Ora, l’allestimento odierno
del Regio (forse non è la prima volta che accade) suddivide invece lo
spettacolo in sole due parti,
quindi presenta un solo intervallo. Ma non
posto fra il primo atto e i due successivi, più brevi (il che sarebbe del tutto
accettabile, anche in termini di equilibri di durata, 70-70 minuti) bensì fra i
due quadri del secondo. La qual decisione ottiene due effetti perversi:
eliminare agli occhi (e alla percezione generale) dello spettatore le due chiare
soluzioni di continuità presenti nella trama, creandone in compenso un’altra
del tutto arbitraria, se non proprio fuorviante: quella fra la scenata in casa
Larin e il duello successivo.
Il tutto a che pro?
Accorciare di 20-25 minuti (il secondo intervallo risparmiato) uno spettacolo
che in complesso non supererebbe comunque le 3 ore e un quarto? Personalmente
mi pare una decisione poco intelligente.
___
Note liete (per il pubblico:
trionfali!) sul fronte musicale. Il mio concittadino Gianandrea Noseda non si smentisce, e poi questo repertorio per lui
è un po’ un ritorno a casa… Se proprio devo trovargli un pelo nell’uovo (ma è
questione di personali preferenze) citerei un'eccessiva pesantezza nel walzer
del second’atto e un po’ di fracasso di troppo nella concitata scena finale fra
i due innamorati infelici. Per il resto, una concertazione impeccabile. Bene
l’orchestra (piccole sbavature sono sempre in agguato, e perdonabili) e
benissimo il coro di Fenoglio.
La
trionfatrice del pomeriggio è stata Svetla
Vassileva, una Tatiana assai positiva, pur non esente da qualche pecca di
intonazione (cito ad esempio il LAb acuto della chiusura della lettera, aria che certo impegna la voce
come poche altre).
La sorellina
Olga (Nino Surguladze) direi discreta
ma non più, anche se la sua vocina sottile (che non mi pare proprio da
contralto) in fin dei conti ci sta col fatto che lei è più giovane ancora di
Tatiana, quindi praticamente una ragazzina.

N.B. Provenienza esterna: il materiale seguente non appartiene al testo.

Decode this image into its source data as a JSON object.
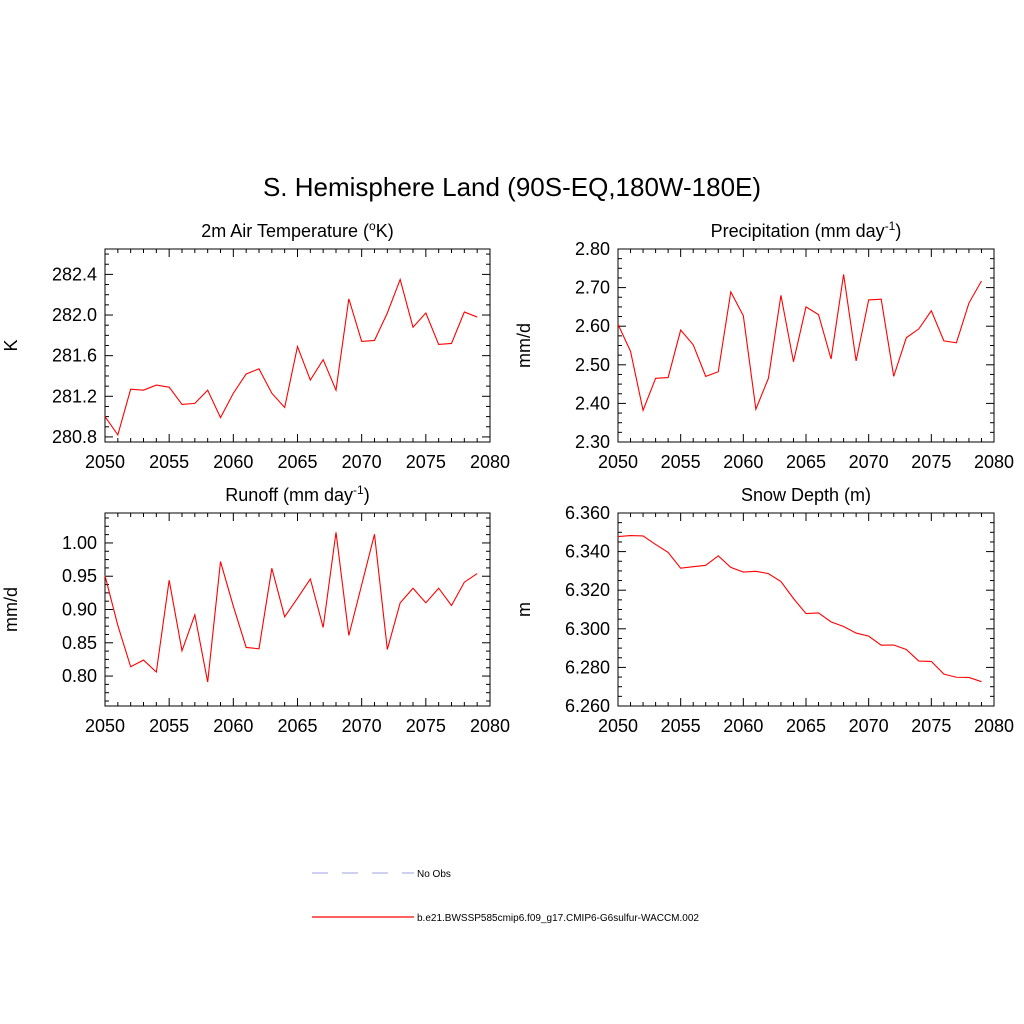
{
  "title": "S. Hemisphere Land (90S-EQ,180W-180E)",
  "colors": {
    "series": "#ff0000",
    "obs": "#b4b4e6",
    "axes": "#000000"
  },
  "legend": {
    "items": [
      {
        "label": "No Obs",
        "style": "dashed",
        "color": "#b4b4e6"
      },
      {
        "label": "b.e21.BWSSP585cmip6.f09_g17.CMIP6-G6sulfur-WACCM.002",
        "style": "solid",
        "color": "#ff0000"
      }
    ]
  },
  "chart_data": [
    {
      "type": "line",
      "title": "2m Air Temperature (",
      "title_sup": "o",
      "title_end": "K)",
      "ylabel": "K",
      "xlim": [
        2050,
        2080
      ],
      "ylim": [
        280.75,
        282.65
      ],
      "xticks": [
        2050,
        2055,
        2060,
        2065,
        2070,
        2075,
        2080
      ],
      "yticks": [
        280.8,
        281.2,
        281.6,
        282.0,
        282.4
      ],
      "ytick_labels": [
        "280.8",
        "281.2",
        "281.6",
        "282.0",
        "282.4"
      ],
      "x": [
        2050,
        2051,
        2052,
        2053,
        2054,
        2055,
        2056,
        2057,
        2058,
        2059,
        2060,
        2061,
        2062,
        2063,
        2064,
        2065,
        2066,
        2067,
        2068,
        2069,
        2070,
        2071,
        2072,
        2073,
        2074,
        2075,
        2076,
        2077,
        2078,
        2079
      ],
      "values": [
        281.0,
        280.82,
        281.27,
        281.26,
        281.31,
        281.29,
        281.12,
        281.13,
        281.26,
        280.99,
        281.23,
        281.42,
        281.47,
        281.23,
        281.09,
        281.69,
        281.36,
        281.56,
        281.26,
        282.16,
        281.74,
        281.75,
        282.02,
        282.35,
        281.88,
        282.02,
        281.71,
        281.72,
        282.03,
        281.98
      ]
    },
    {
      "type": "line",
      "title": "Precipitation (mm day",
      "title_sup": "-1",
      "title_end": ")",
      "ylabel": "mm/d",
      "xlim": [
        2050,
        2080
      ],
      "ylim": [
        2.3,
        2.8
      ],
      "xticks": [
        2050,
        2055,
        2060,
        2065,
        2070,
        2075,
        2080
      ],
      "yticks": [
        2.3,
        2.4,
        2.5,
        2.6,
        2.7,
        2.8
      ],
      "ytick_labels": [
        "2.30",
        "2.40",
        "2.50",
        "2.60",
        "2.70",
        "2.80"
      ],
      "x": [
        2050,
        2051,
        2052,
        2053,
        2054,
        2055,
        2056,
        2057,
        2058,
        2059,
        2060,
        2061,
        2062,
        2063,
        2064,
        2065,
        2066,
        2067,
        2068,
        2069,
        2070,
        2071,
        2072,
        2073,
        2074,
        2075,
        2076,
        2077,
        2078,
        2079
      ],
      "values": [
        2.605,
        2.535,
        2.382,
        2.465,
        2.467,
        2.59,
        2.552,
        2.47,
        2.482,
        2.689,
        2.627,
        2.385,
        2.465,
        2.68,
        2.508,
        2.65,
        2.63,
        2.515,
        2.734,
        2.51,
        2.668,
        2.67,
        2.47,
        2.57,
        2.593,
        2.64,
        2.562,
        2.557,
        2.66,
        2.717
      ]
    },
    {
      "type": "line",
      "title": "Runoff (mm day",
      "title_sup": "-1",
      "title_end": ")",
      "ylabel": "mm/d",
      "xlim": [
        2050,
        2080
      ],
      "ylim": [
        0.755,
        1.045
      ],
      "xticks": [
        2050,
        2055,
        2060,
        2065,
        2070,
        2075,
        2080
      ],
      "yticks": [
        0.8,
        0.85,
        0.9,
        0.95,
        1.0
      ],
      "ytick_labels": [
        "0.80",
        "0.85",
        "0.90",
        "0.95",
        "1.00"
      ],
      "x": [
        2050,
        2051,
        2052,
        2053,
        2054,
        2055,
        2056,
        2057,
        2058,
        2059,
        2060,
        2061,
        2062,
        2063,
        2064,
        2065,
        2066,
        2067,
        2068,
        2069,
        2070,
        2071,
        2072,
        2073,
        2074,
        2075,
        2076,
        2077,
        2078,
        2079
      ],
      "values": [
        0.951,
        0.876,
        0.814,
        0.824,
        0.806,
        0.944,
        0.838,
        0.892,
        0.791,
        0.972,
        0.905,
        0.843,
        0.841,
        0.962,
        0.889,
        0.917,
        0.946,
        0.873,
        1.016,
        0.861,
        0.937,
        1.013,
        0.84,
        0.91,
        0.932,
        0.91,
        0.932,
        0.906,
        0.941,
        0.954
      ]
    },
    {
      "type": "line",
      "title": "Snow Depth (m)",
      "title_sup": "",
      "title_end": "",
      "ylabel": "m",
      "xlim": [
        2050,
        2080
      ],
      "ylim": [
        6.26,
        6.36
      ],
      "xticks": [
        2050,
        2055,
        2060,
        2065,
        2070,
        2075,
        2080
      ],
      "yticks": [
        6.26,
        6.28,
        6.3,
        6.32,
        6.34,
        6.36
      ],
      "ytick_labels": [
        "6.260",
        "6.280",
        "6.300",
        "6.320",
        "6.340",
        "6.360"
      ],
      "x": [
        2050,
        2051,
        2052,
        2053,
        2054,
        2055,
        2056,
        2057,
        2058,
        2059,
        2060,
        2061,
        2062,
        2063,
        2064,
        2065,
        2066,
        2067,
        2068,
        2069,
        2070,
        2071,
        2072,
        2073,
        2074,
        2075,
        2076,
        2077,
        2078,
        2079
      ],
      "values": [
        6.3478,
        6.3483,
        6.3481,
        6.3437,
        6.3396,
        6.3314,
        6.3322,
        6.3329,
        6.3378,
        6.3318,
        6.3294,
        6.3298,
        6.3286,
        6.3245,
        6.3157,
        6.3079,
        6.3082,
        6.3036,
        6.3012,
        6.2978,
        6.2962,
        6.2915,
        6.2916,
        6.2893,
        6.2833,
        6.2831,
        6.2765,
        6.2749,
        6.2748,
        6.2726
      ]
    }
  ]
}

Vasilij Ladjuk è un Onegin più che discreto, voce potente, ben passante, abbastanza chiara
per rendere al meglio il personaggio di questo giovane e immaturo figlio-di-papà.
Bravo Maksim
Aksënov, un Lenski
all’altezza, voce calda, sempre ben intonata, efficacissimo nella sua
impegnativa aria prima del duello.
Ancor meglio Aleksandr Vinogradov, un Gremin autoritario e convincente: certo,
la parte è quantitativamente limitata (diciamo un… Re Marke in miniatura, smile!)
ma proprio per questo la qualità è importante, e Vinogradov l’ha tirata fuori tutta.
Carlo Bosi è stato un efficace Triquet, bene impersonando
questa specie di macchietta.
Gli altri interpreti di contorno (ma comunque non insignificanti, soprattutto
le due donne) hanno ben figurato: un bravo a tutti, Marie McLaughlin (Larina), Elena Sommer
(Filippevna), Vladimir Jurlin (Capitano)
e Scott Johnson (Zareski).
Ecco, ancora una prova più che soddisfacente del Teatro torinese, che si conferma una realtà solida e affidabile, in questi tempi non proprio tranquilli.